Arye Wachsmuth’s works, multilayered images and installations, transform technology, history, perception and memory into an object of artistic exploration. The focus of the two-part installation is on the attempt to understand abstraction as the scientific and philosophical foundation of human progress, but also as an instrument of total domination.
›Our entire culture is called into question‹, wrote Vilém Flusser. He referred to the – as he called it – unique event of Auschwitz. For this reason, any attempt to come to terms with the present leads to the question: How could it come to Auschwitz? According to Flusser, Auschwitz is not only a result of the Western way of thinking, but rooted much deeper in occidental culture: ›Therefore, the question is not: How did it come to Auschwitz? The question is: How could it come to Auschwitz?‹ And thus: How can one continue living in a culture capable of Auschwitz?
The starting point of the installation is formed by concrete images and objects from the history of art and culture, as well as technological achievements and attempts at a philosophical interpretation. The six volumes of the interrogation minutes of Adolf Eichmann (which came to the family estate through Alexander Wachsmuth, Arye’s father who in 1961 followed the trial in Jerusalem as a reporter) are a part of the considerations, as are the ambivalent symbol of the pentagram and Lucio Fontana’s Concetto spatiale, Attesa as a reference to the potentials of the dystopian, the fractured and fragmented as positive dimensions of non-totalitarian thought.

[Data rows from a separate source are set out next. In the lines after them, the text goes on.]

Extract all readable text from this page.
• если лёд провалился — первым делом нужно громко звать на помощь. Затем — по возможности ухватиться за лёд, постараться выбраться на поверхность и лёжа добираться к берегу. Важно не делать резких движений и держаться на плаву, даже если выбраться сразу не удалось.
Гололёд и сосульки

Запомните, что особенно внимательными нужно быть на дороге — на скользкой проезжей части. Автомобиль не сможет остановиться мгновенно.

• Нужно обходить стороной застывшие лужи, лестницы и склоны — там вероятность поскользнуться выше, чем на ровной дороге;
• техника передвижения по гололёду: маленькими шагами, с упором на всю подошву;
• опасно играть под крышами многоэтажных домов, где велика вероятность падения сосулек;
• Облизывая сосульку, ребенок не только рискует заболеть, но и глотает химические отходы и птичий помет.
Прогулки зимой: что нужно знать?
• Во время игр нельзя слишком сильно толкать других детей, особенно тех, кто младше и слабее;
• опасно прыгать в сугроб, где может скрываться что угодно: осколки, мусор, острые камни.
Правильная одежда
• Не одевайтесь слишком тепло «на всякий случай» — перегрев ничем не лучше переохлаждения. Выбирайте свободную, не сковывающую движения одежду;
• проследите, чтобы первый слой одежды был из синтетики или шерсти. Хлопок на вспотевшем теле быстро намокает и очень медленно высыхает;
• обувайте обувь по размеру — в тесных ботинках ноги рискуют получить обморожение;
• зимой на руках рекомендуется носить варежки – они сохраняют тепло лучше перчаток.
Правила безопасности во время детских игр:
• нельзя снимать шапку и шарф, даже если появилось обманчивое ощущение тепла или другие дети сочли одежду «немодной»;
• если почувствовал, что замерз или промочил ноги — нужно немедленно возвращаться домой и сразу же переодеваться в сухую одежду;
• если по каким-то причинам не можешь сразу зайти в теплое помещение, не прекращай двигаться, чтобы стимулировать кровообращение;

In analogy to crystalline descriptions (Deleuze), it is subjective constructions of reference that Arye Wachsmuth is interested in. The mirror recurs in Wachsmuth’s works as a metaphor of reflecting on and embedding what one has seen, with organic and abstract forms superimposing and contrasting each other. The installation entitled Shever (Engl.: fraction) addresses the break with civilisation as the inevitable condition of our present-day life, while the title of the second installation in the same room, Shlavim, means stepwise. In a preliminary experimental set-up, Arye Wachsmuth examines the medial and bureaucratic surface of current asylum policies and establishes formal analogies between the mechanisms of exclusion, persecution and murder of the National Socialist state and current European government policies.
In the installation Shever, one can find the reproduction of a ‘self-portrait’ of looting persons from the 1940s in Vienna, a citation from the installation Retracing the Tears, which Arye Wachsmuth developed together with the art historian Sophie Lillie in many years of research work. By showing the back sides of dispossessed pictures from Jewish property, Retracing the Tears performed a retracing: They bear witness to persons who were robbed of their culture before being murdered or deported – with the aim of annihilating them in their entirety. Even more than the views of the painted pictures, the back sides of the paintings auctioned in 1996 as ‘abandoned cultural assets’ reveal the Nazis’ attempt to establish a cultural identity based on the destruction of Jewish property.
Arye Wachsmuth (*1962 in Hamburg) lives and works in Vienna.